In the past 12 months, lenders have tightened their lending criteria and made the borrowing process more difficult.
Lenders are now looking at a borrower’s actual living expenses, rather than relying on an index such as the Household Expenditure Measure, or some other formula assessment of a borrower’s expenses.
Most lenders now may require a mortgage applicant for 3-months of their bank statements and credit cards to calculate their living expenses.
What this means is that some borrowers will not be able to borrow as much as they would like. The key here is to know what lenders look for when approving a loan.
Preparation is key
If you are looking to borrow money for a bank, start by tidying up your finances before applying for a home loan.
Put your financial position in the best possible light. This will make it easier to obtain a home loan.
One of the areas lenders look at today is your living expenses. Most lenders nowadays require applicants to provide them with 3-months of bank statements. Credit assessors will then make an assessment as to what the applicant’s living expenses are.
My tip to my clients is to work out what your minimum, non-discretionary expenses are, and try to keep to a budget for at least 3 months.
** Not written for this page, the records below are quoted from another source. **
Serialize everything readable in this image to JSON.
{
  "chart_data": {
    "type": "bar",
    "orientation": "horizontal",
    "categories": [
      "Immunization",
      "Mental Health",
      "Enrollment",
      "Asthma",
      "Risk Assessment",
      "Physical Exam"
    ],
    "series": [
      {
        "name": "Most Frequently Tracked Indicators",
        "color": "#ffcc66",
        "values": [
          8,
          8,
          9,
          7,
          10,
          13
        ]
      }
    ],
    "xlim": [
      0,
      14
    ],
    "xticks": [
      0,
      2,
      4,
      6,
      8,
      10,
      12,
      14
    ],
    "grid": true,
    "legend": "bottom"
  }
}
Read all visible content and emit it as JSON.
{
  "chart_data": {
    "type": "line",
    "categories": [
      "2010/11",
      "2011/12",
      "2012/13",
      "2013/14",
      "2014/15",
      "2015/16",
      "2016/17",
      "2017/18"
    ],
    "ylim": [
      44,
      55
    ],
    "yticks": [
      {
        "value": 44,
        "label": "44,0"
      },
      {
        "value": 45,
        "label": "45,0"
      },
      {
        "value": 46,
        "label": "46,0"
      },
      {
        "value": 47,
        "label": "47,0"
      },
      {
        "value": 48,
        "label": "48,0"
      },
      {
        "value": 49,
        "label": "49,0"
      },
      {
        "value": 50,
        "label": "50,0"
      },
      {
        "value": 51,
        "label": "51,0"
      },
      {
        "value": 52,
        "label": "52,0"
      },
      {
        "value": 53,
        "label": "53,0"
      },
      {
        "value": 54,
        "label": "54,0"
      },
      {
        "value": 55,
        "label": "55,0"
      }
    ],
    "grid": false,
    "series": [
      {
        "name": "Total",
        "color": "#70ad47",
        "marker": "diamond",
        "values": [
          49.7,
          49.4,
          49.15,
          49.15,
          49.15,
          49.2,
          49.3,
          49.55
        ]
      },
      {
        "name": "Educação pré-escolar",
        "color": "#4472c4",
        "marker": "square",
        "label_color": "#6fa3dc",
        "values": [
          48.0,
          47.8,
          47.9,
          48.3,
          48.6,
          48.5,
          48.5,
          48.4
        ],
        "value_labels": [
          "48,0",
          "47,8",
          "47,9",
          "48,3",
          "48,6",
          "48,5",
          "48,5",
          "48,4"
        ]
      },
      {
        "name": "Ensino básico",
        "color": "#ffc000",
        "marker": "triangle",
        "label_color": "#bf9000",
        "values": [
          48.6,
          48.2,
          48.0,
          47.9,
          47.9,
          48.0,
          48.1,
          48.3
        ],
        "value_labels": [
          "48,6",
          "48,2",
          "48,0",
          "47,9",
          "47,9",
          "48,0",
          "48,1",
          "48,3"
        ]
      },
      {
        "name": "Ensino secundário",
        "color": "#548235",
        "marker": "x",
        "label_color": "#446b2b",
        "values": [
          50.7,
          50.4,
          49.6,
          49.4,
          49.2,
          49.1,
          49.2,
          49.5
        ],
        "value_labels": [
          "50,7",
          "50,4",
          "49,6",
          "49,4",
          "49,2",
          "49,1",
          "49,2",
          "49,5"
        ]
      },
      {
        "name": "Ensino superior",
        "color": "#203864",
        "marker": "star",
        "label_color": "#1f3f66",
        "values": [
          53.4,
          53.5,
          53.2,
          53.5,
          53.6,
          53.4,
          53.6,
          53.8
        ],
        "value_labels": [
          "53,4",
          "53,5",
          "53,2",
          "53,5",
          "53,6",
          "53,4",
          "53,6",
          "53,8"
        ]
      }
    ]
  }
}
You want to be able to provide evidence of your living expenses over that 3-month period to the bank.
This will also ensure that you qualify for the widest range of lenders, allowing you to access the most competitive products on the market.
Lenders will stress tests your mortgage
Lenders usually assess a borrower’s credit limit by using an assessment rate. This is the rate that is higher than the actual loan repayment rate. For instance, if the actual interest rate for your home loan is around 4.00%, the bank may use a rate of 8.00% as the assessment rate to “stress test” your loan repayments.
In this example, the bank will see if you can repay your home loan at the assessment rate of 8.00%, rather than the actual rate. Your loan repayments are stress tested at this higher rate – which means that you may not qualify for the loan, even if you think you can afford it.
Note also that different banks will have their own assessment rate and criteria. Which means that if you do not qualify with one lender, you may qualify with another – but the interest rate may not be as competitive.
Lenders are also requesting an exit strategy from borrowers. What this means is if you are going to borrow a 30-year mortgage, and you expect to retire before the expiry of the mortgage, what will your exit be? ie. How do you intend to pay off your mortgage before retirement age?
Most banks are now requesting an explanation as to how you will repay the mortgage before retirement.
Some lenders may restrict the term of the loan , or reduce the loan limit because of this.
Too much credit
The other issue lenders are scrutinising now is how much credit do you have access to.
This includes credit cards, and as they are looking at how much access you have, this means the credit limits rather than the balances.
To ensure that you have the maximum borrowing capacity for a home loan, consider cancelling the credit faciities you do not use. This includes credit cards and store cards.
Better still, having no credit cards will ensure that you maximise your borrowing capacity.
Other criteria the banks will make an assessment on include gaps in employment, credit defaults on a utility bill, or large, unexplained purchases.